Basically, the Enlightenment is credited for the creation of modern science because it removed God from the equation, and set science firmly in the philosophical realm of objective reality.
And this is the reason so many apologists hate the Enlightenment.
While men may believe in God and perform good science, good science does not employ God.
sqlrob says
@puppygod
Can you make the argument that no frames are privileged? What happens when you get one that requires a velocity greater than c to hold?
Audley Z. Darkheart OM (OS), purveyor of candy and lies says
David:
So? Who the fuck cares?
Carlie says
Kepler wasn’t a biologist.
Waffler, expert on waffling says
@DM
So, what exactly is your point? Here’s my guesses:
1 – There are atheists who are ignorant of the history of science (so there). If this is is it, so what? Who cares? I doubt most of the regular posters on Pharyngula are going to claim that science emerged, fully fledged, during the 18th century, with contributions only strict materialists. So who are you arguing with?

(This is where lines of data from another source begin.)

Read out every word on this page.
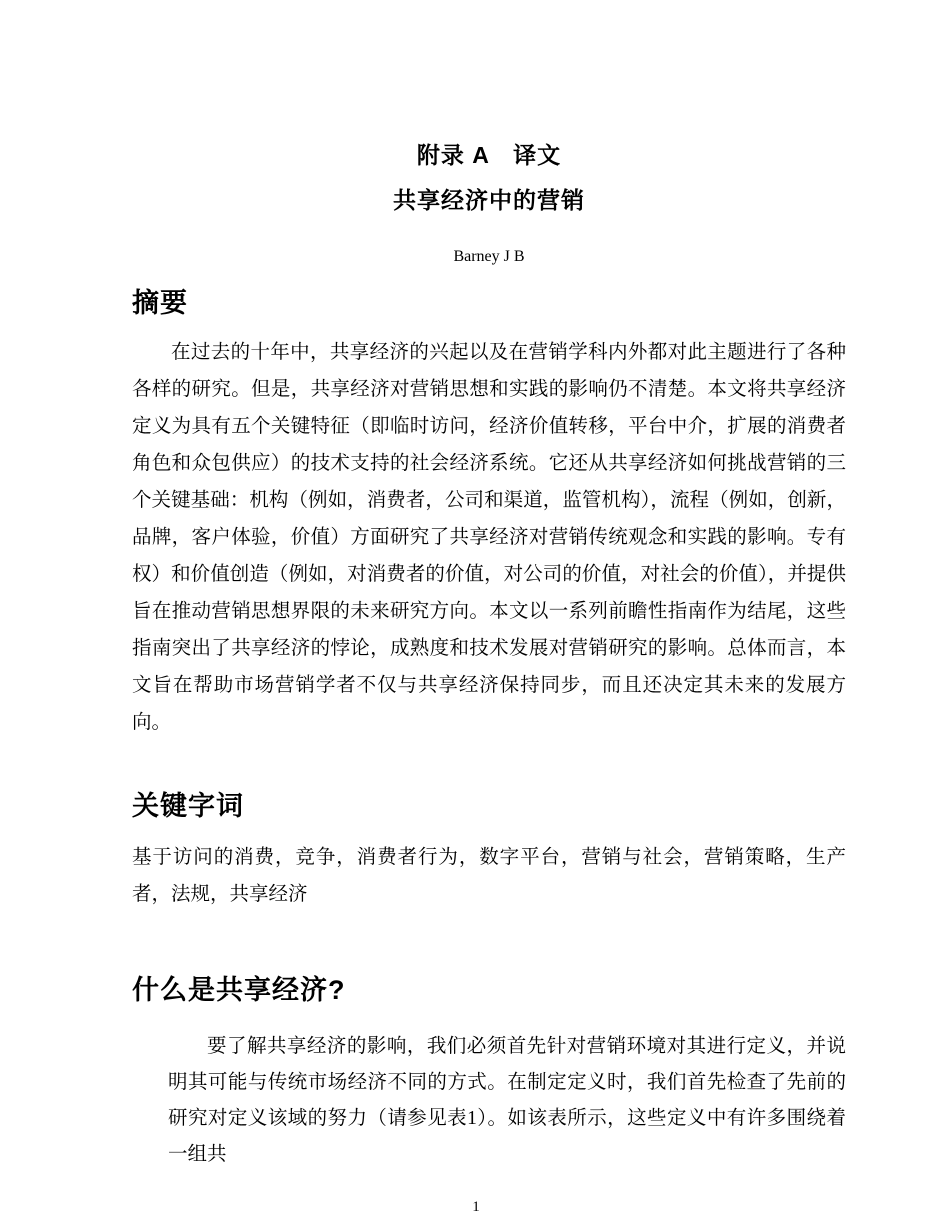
附录 A　译文
共享经济中的营销
Barney J B
摘要
在过去的十年中，共享经济的兴起以及在营销学科内外都对此主题进行了各种各样的研究。但是，共享经济对营销思想和实践的影响仍不清楚。本文将共享经济定义为具有五个关键特征（即临时访问，经济价值转移，平台中介，扩展的消费者角色和众包供应）的技术支持的社会经济系统。它还从共享经济如何挑战营销的三个关键基础：机构（例如，消费者，公司和渠道，监管机构），流程（例如，创新，品牌，客户体验，价值）方面研究了共享经济对营销传统观念和实践的影响。专有权）和价值创造（例如，对消费者的价值，对公司的价值，对社会的价值），并提供旨在推动营销思想界限的未来研究方向。本文以一系列前瞻性指南作为结尾，这些指南突出了共享经济的悖论，成熟度和技术发展对营销研究的影响。总体而言，本文旨在帮助市场营销学者不仅与共享经济保持同步，而且还决定其未来的发展方向。
关键字词
基于访问的消费，竞争，消费者行为，数字平台，营销与社会，营销策略，生产者，法规，共享经济
什么是共享经济?
要了解共享经济的影响，我们必须首先针对营销环境对其进行定义，并说明其可能与传统市场经济不同的方式。在制定定义时，我们首先检查了先前的研究对定义该域的努力（请参见表1）。如该表所示，这些定义中有许多围绕着一组共
1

2 – That creationists contributed more to the development of science that atheists did, therefore creationism is true. Genetic fallacy, so irrelevant.
3 – I’m going to make vague disparaging remarks about atheism in the vain hope that somebody will come read my blog. This could work, but we’ll only come to laugh.
Allen L. says
Most educated Europeans were biblically literate, so what? Kepler wasn’t fixated on the literal interpretation of the babble. He was able to change based on The evidence. Hambone can’t make the intellectual leap.
Nerd of Redhead, Dances OM Trolls says
Yawn, DBM is being his usual idjit self. If he thinks we who post here regularly haven’t read about the history of science he is sadly mistaken. And the one obvious thing, which he will refuse to acknowledge, is that science didn’t really take off until it kicked off the shackles of religion and religious thinking. Once it gave up the need for an imaginary deity, and concept that the babble is anything other than mythology/fiction, boom, things happened in a hurry.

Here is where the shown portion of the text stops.